In the case study, he uses “tail k_hat” diagnostics to verify that the effective sample sizes for the Cauchy parameters aren’t well-defined. The only time I’ve ever seen k_hat mentioned in this context is in Pareto-smoothed Importance Sampling, as in this paper: https://arxiv.org/pdf/1507.02646.pdf

As far as I can tell there’s no importance sampling of any kind in the case study, but I assume the principle behind the use of k_hat is roughly the same: we use Generalized Pareto distributions to approximate (the tails of) the posterior, and the values of the shape parameters provide estimates on the number of posterior moments that exist. Is that correct?

If so, wouldn’t we expect the k_hat’s to be above 1 for the Cauchy distribution? Presumably (by analogy with the discussion in the PSIS paper), k_hats between 0.5 and 1 imply infinite variances but finite means. Similarly, I tried fitting a student_t(2, 0, 1) and got no k_hat warnings - even though the second moment of this distribution is certainly infinite. Am I missing something in the interpretation here?

Yes, this use case of estimating the number of existing moments was inspired by that paper.

Yes.

Mike is using quite large proportion of the draws and thus including considerable part of the bulk, and thus the distribution is not GDP and the estimate for the the number of existing moments is biased. Theory says that if the cutpoint far enough in the tail, then the tail can be approximated with Generalized Pareto distribution. The problem is that if we make the threshold be far in the tail, we get less draws to use to fit GPD and the variance of the estimate increases. Mike decided to favor lower variance and higher bias. If you move the threshold further you will get the results you would expect on expectation but with high variance. Further experiments by Mike and me indicate that this can be useful as additional diagnostic when focusing on some parameter distributions (as then you use more effort to find where bulk ends and tail similar to GPD starts), but it’s unlikely to be useful to compute it automatically for every parameter in the model. This is a bit different in PSIS as the behavior is more clear near khat 0.7, and the decision task and possible actions are different.
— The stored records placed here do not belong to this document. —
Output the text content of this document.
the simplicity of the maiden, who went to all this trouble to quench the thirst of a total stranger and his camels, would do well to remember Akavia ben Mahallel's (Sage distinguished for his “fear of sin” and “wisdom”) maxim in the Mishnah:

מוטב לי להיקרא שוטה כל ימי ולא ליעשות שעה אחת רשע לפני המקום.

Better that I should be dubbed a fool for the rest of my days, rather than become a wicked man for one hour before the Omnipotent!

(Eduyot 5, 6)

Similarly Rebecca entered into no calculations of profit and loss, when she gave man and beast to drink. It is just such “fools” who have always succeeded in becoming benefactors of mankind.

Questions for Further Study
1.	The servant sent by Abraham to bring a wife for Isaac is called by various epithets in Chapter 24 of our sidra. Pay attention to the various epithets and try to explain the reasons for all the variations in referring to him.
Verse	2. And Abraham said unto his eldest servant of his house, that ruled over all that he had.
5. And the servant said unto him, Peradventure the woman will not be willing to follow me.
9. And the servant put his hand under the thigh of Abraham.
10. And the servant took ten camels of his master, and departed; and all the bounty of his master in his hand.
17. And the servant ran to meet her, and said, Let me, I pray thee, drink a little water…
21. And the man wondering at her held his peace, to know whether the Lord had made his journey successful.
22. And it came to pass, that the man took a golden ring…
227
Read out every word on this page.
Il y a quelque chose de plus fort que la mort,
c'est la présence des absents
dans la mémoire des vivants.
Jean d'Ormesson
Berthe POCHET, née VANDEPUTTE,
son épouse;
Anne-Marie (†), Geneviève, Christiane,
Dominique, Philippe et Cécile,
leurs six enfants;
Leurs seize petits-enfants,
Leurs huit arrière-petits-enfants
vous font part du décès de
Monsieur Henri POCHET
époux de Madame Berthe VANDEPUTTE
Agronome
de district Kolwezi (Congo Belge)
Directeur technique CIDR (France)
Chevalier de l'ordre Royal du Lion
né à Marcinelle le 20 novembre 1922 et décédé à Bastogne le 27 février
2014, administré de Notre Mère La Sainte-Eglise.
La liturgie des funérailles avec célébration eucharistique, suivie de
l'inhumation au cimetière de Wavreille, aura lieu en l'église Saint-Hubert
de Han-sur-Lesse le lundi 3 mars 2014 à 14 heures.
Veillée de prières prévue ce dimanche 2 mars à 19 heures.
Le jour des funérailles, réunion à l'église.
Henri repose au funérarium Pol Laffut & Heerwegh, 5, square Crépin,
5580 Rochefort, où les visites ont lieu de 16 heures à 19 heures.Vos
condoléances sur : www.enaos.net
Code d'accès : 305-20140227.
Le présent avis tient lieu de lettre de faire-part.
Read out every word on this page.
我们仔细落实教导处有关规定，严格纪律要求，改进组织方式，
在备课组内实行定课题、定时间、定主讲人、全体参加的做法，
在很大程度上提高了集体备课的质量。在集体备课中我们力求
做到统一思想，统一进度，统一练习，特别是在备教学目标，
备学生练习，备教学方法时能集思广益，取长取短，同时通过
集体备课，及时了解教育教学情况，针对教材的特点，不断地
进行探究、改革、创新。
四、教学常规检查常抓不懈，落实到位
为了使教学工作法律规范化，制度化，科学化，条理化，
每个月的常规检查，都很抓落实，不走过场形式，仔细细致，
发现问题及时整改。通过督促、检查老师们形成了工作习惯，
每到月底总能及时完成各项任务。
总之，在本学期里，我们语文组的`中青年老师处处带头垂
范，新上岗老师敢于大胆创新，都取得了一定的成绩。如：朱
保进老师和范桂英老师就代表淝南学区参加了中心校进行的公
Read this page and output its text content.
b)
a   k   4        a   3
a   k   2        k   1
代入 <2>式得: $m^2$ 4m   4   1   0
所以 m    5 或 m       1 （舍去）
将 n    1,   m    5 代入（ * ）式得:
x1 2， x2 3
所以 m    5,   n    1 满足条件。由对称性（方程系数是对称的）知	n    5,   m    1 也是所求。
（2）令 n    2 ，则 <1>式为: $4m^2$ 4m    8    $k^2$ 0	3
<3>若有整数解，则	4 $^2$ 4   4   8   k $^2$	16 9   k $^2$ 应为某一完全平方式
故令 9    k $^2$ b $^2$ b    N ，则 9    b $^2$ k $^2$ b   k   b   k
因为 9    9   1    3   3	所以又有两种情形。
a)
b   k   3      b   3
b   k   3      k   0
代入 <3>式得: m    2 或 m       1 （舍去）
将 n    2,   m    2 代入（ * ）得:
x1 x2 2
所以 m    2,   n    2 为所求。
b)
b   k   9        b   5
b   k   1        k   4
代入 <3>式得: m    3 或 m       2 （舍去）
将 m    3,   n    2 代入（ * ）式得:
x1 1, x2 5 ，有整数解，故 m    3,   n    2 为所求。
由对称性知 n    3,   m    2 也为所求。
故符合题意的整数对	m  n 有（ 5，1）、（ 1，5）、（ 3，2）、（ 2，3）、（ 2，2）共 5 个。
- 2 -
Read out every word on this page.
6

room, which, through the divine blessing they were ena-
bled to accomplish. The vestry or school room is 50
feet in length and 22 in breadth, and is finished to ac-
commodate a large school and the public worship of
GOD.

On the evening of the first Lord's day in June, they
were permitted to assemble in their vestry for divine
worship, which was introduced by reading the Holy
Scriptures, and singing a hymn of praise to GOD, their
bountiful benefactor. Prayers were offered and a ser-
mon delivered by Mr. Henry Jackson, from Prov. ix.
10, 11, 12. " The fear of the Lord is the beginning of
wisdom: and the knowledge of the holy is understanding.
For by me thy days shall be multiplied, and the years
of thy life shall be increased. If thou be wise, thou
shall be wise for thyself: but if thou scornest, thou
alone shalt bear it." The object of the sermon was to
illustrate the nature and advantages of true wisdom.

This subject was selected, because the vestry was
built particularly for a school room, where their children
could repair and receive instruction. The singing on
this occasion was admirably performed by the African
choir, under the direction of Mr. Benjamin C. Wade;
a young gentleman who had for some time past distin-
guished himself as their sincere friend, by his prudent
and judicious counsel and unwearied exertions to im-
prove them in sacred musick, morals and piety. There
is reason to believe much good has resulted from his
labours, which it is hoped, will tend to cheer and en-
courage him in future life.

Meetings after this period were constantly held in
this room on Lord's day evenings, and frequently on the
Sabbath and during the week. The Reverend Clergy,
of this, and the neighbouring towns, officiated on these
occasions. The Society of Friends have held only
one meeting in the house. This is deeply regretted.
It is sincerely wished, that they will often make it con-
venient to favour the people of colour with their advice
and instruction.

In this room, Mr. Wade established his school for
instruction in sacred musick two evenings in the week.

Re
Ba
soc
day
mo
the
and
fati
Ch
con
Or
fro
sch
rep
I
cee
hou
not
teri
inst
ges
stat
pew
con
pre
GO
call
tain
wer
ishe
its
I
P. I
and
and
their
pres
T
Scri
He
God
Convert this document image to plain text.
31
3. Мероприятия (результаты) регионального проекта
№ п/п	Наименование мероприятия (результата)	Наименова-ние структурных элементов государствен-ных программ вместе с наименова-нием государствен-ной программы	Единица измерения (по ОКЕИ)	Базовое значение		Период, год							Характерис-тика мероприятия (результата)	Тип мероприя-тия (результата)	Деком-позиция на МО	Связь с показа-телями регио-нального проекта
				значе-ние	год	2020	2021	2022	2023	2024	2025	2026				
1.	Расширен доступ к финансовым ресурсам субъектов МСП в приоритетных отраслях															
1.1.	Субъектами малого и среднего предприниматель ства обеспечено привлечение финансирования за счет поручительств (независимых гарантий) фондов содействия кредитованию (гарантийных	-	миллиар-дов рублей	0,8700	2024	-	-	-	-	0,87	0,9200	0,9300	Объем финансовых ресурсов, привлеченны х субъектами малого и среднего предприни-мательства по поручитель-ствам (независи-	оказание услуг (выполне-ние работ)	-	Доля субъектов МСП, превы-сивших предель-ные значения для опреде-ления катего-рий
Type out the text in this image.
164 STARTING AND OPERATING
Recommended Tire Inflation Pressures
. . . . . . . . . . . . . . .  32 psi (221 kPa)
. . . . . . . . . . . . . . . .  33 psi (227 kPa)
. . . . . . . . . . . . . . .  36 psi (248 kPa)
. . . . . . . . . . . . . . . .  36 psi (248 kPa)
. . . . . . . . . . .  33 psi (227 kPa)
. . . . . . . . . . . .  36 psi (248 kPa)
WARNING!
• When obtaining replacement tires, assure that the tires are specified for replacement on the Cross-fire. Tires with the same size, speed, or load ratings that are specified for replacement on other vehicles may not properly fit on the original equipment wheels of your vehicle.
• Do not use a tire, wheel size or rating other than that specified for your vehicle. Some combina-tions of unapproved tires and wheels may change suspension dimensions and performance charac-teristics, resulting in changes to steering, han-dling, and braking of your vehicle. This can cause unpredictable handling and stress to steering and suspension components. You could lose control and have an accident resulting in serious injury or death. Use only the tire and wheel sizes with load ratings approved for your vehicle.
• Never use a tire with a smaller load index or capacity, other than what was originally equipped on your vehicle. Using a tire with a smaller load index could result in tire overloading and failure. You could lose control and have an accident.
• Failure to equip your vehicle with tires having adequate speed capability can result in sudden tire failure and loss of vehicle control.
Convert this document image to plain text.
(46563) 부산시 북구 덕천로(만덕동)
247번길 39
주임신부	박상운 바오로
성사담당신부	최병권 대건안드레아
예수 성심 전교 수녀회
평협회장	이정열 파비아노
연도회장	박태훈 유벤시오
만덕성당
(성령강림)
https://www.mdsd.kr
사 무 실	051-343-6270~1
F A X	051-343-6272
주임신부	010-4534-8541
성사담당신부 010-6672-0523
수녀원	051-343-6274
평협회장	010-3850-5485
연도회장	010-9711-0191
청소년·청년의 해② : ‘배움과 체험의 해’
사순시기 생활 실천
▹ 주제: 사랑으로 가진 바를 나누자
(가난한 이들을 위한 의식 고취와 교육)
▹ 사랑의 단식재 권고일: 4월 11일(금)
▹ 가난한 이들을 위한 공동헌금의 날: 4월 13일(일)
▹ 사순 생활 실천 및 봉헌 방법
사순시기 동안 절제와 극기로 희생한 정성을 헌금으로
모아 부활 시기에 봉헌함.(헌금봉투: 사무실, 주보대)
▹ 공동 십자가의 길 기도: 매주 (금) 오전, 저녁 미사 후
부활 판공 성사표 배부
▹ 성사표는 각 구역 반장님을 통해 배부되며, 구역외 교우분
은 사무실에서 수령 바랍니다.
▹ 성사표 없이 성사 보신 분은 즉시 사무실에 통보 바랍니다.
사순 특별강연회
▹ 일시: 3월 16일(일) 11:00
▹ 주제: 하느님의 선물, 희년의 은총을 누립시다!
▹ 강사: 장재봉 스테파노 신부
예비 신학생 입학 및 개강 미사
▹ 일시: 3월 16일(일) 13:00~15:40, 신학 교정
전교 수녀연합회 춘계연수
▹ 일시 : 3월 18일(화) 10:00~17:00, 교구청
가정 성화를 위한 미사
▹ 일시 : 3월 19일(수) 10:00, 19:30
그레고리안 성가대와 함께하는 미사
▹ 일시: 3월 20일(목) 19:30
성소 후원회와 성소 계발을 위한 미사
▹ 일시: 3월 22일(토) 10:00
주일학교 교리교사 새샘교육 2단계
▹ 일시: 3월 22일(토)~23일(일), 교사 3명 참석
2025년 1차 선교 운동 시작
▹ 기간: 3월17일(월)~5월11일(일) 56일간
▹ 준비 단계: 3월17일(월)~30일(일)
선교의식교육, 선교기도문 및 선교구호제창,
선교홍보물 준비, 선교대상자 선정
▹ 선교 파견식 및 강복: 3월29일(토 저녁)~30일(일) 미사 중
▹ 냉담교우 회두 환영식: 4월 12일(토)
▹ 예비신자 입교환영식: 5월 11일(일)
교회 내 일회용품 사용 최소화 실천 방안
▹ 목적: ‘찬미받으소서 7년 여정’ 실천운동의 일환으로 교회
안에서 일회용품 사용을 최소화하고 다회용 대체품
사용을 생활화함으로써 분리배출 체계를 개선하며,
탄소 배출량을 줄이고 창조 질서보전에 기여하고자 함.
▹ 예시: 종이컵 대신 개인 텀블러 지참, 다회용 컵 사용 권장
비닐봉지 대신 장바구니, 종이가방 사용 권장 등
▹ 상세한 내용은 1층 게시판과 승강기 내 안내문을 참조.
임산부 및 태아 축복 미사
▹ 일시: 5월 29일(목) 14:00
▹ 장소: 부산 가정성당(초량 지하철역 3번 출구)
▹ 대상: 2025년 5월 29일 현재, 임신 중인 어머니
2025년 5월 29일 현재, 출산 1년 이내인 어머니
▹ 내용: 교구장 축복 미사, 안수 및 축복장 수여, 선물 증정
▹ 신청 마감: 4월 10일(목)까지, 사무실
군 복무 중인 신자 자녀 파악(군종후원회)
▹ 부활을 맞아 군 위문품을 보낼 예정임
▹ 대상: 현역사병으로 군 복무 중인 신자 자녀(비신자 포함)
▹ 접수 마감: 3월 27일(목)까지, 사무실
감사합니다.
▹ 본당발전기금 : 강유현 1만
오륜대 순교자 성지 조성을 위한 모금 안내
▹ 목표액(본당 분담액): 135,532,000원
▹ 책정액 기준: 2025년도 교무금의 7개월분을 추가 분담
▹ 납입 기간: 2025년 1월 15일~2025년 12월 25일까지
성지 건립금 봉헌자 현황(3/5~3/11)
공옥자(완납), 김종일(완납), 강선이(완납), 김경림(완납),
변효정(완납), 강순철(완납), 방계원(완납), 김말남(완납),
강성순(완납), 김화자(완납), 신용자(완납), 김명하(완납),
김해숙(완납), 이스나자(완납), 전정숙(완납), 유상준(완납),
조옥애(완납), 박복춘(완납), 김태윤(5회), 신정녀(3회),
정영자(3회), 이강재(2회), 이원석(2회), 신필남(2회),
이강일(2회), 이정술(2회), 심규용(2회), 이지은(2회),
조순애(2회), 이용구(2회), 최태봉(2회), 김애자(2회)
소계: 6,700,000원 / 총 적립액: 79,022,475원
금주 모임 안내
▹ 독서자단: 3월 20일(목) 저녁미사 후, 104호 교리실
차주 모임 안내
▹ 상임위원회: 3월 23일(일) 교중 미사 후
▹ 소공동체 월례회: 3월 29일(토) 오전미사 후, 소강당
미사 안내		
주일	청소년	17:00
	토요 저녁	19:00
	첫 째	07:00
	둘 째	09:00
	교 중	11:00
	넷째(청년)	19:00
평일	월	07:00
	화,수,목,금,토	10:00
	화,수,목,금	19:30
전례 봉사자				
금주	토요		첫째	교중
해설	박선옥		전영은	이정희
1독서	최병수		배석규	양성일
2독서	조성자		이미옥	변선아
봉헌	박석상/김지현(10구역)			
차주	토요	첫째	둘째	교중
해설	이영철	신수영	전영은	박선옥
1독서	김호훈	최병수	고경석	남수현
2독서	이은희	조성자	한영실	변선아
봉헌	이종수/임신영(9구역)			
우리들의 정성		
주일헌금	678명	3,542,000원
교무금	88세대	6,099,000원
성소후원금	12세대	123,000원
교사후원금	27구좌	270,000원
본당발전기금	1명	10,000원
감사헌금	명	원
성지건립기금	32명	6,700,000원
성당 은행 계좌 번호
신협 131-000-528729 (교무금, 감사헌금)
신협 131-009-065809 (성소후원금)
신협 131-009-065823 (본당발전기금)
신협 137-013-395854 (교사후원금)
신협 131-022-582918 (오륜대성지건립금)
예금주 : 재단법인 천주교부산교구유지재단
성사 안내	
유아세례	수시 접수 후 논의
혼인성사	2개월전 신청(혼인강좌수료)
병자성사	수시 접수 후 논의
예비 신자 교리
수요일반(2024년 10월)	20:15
What @avehtari said. The exact thresholds, and corresponding trade offs, for identifying random variables with ill-defined means and/or variances are still being researched.

Thanks guys. So the lower cutpoint in the case study biases the k_hat’s down then?

To what extent would you recommend using the case study method as an overall diagnostic? I’m doing some smoothing spline stuff right now and the n_eff for many parameters appears quite sensitive to priors and/or parameterizations, but I want to be sure I can trust the comparisons I make between formulations.

If the random variables you’re considering (i.e. the variables defined in the parameters, transformed parameters or generated quantities blocks) have distributions where khat is close to one then I would be suspicious regardless. A small khat indicates large variances so even if the variance is technically finite the MCMC estimators will be extremely noisy even with reasonable effective sample size (remember that the MCMC standard error is sqrt{ variance / ess }). At the very least you’d want to consider rescaling your model or identifying stronger priors that regularize the posterior diffusiveness.

Yes, sorry. Large \hat{k} <–> small degrees of freedom for a Student-t density. I put the degrees of freedom on the x-axis of my plots that attempt to calibrate the threshold, which is why I keep thinking “small is bad”!